Elusive Kate to blow out Lantern flame
Duntle and Come To Heel form an ambitious two-pronged David Wachman sortie on Newmarket's Group Ones this afternoon.
In the Sun Chariot Stakes, Duntle has a fourth stab at securing what would be a deserved top-level coup. Having been controversially demoted after being first past the post in the Matron Stakes last year, she has continued to perform to a high level.
However, this year's edition of the Leopardstown race may have represented her best hope of achieving a Group One triumph during the current campaign.
For whatever reason, she missed that engagement, and the suspicion is that both she and Kevin Prendergast's eventual Matron heroine La Collina will come up a fraction short today.
Charlie Hills' Irish 1,000 Guineas winner Just The Judge has had her limitations exposed in the meantime, including when well held by Sky Lantern in the Coronation Stakes at Ascot.
Sky Lantern is also on duty again, while Michael Stoute's Integral is an improving three-year-old, though it's doubtful she will be quite good enough.
Inevitably, this seems destined to turn on the clash between Sky Lantern and Elusive Kate. When the pair met in the Falmouth on the July course, the John Gosden-trained Elusive Kate veered badly left in the closing stages en route to prevailing by a neck.
It is something she has often done, but Richard Hughes was caught unawares on the wrong side of Richard Hannon's filly, and there were grounds for believing that Sky Lantern might get the race in the inquiry.
In the end, she didn't, and the more you look at the replay, the more you understand why the stewards didn't alter the placings.

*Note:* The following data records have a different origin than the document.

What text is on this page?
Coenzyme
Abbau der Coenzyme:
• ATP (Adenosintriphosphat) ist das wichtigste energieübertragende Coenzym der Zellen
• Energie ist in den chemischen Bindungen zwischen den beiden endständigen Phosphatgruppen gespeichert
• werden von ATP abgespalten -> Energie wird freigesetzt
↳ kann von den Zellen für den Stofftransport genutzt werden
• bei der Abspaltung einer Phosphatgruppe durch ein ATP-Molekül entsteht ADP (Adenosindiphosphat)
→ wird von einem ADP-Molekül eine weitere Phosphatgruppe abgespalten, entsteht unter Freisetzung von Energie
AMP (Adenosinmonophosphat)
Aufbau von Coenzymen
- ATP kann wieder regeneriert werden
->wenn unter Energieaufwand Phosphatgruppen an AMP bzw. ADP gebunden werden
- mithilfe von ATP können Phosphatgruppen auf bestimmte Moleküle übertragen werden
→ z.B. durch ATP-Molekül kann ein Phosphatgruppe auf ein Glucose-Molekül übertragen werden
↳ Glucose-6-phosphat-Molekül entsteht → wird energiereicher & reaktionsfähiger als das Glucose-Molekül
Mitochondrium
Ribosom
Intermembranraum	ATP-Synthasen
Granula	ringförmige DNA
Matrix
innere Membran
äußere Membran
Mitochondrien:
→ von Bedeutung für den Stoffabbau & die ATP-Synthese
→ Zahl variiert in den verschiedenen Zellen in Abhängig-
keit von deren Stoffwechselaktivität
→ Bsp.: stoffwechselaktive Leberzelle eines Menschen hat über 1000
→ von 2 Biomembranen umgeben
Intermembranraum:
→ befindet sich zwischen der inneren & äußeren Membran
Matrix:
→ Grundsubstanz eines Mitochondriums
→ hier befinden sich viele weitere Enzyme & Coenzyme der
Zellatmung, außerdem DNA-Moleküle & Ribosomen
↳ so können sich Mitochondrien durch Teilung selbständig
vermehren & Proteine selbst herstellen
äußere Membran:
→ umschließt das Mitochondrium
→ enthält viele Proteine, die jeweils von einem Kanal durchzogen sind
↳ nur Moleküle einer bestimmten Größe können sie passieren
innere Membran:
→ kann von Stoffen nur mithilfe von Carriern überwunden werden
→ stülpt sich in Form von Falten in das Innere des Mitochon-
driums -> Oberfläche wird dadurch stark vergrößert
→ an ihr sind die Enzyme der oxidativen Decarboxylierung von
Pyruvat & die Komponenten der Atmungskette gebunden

Elusive Kate was always doing enough, and, while you could argue that she still deserved to lose the race, she would simply have won by further if she had run straight.
As such, it's hard to fathom why Sky Lantern precedes her in today's betting, as Elusive Kate has since confirmed her quality by slamming Duntle in the Prix Rothschild.
On her return to Deauville, she was no match for Moonlight Cloud, Olympic Glory, Intello, Declaration Of War and Dawn Approach in the Marois. She meets no such formidable rival now, so the 2012 runner-up is value at 11/4 under William Buick.
Come To Heel has a live chance in the Cheveley Park for Wachman and Wayne Lordan, but it is a tricky contest with Kioyshi and Vorda setting a tall standard.
Needless to say, the 35-runner Cambridgeshire is even more of a minefield. If events of recent weeks are anything to go by, the safest option might be to choose something ridden by a day-tripping Irish rider.
Joseph O'Brien, Johnny Murtagh, Pat Smullen and Seamie Heffernan are all on duty, but preference is for Queensberry Rules.
William Haggas' progressive three-year-old was third to Roca Tomu in the Britannia at Ascot.
Having only made his debut in April, that was the Teofilo colt's fourth start, and it's interesting that last year's Cambridgeshire winner, Bronze Angel, was a similarly unexposed three-year-old that filled the same spot in the same Ascot race.
Since then, Queensbury Rules got lost out in the middle of the track on his return to Ascot, before running nicely to be beaten just a couple of lengths in a decent York handicap last month.
He got a bit hot and raced keenly that day, but still kept on well.
Queensberry Rules will need to be more professional if he is to collect today, but, at odds of 14/1, it is worth speculating that he will be under the excellent Ryan Moore.
Over jumps at Market Rasen, Charlie Longsdon's Grandads Horse appeals in the Listed chase. Successful off 133 over flights, Noel Fehily's mount has taken well to fences, so there is a decent chance that he can exploit a first-time mark of 137 here.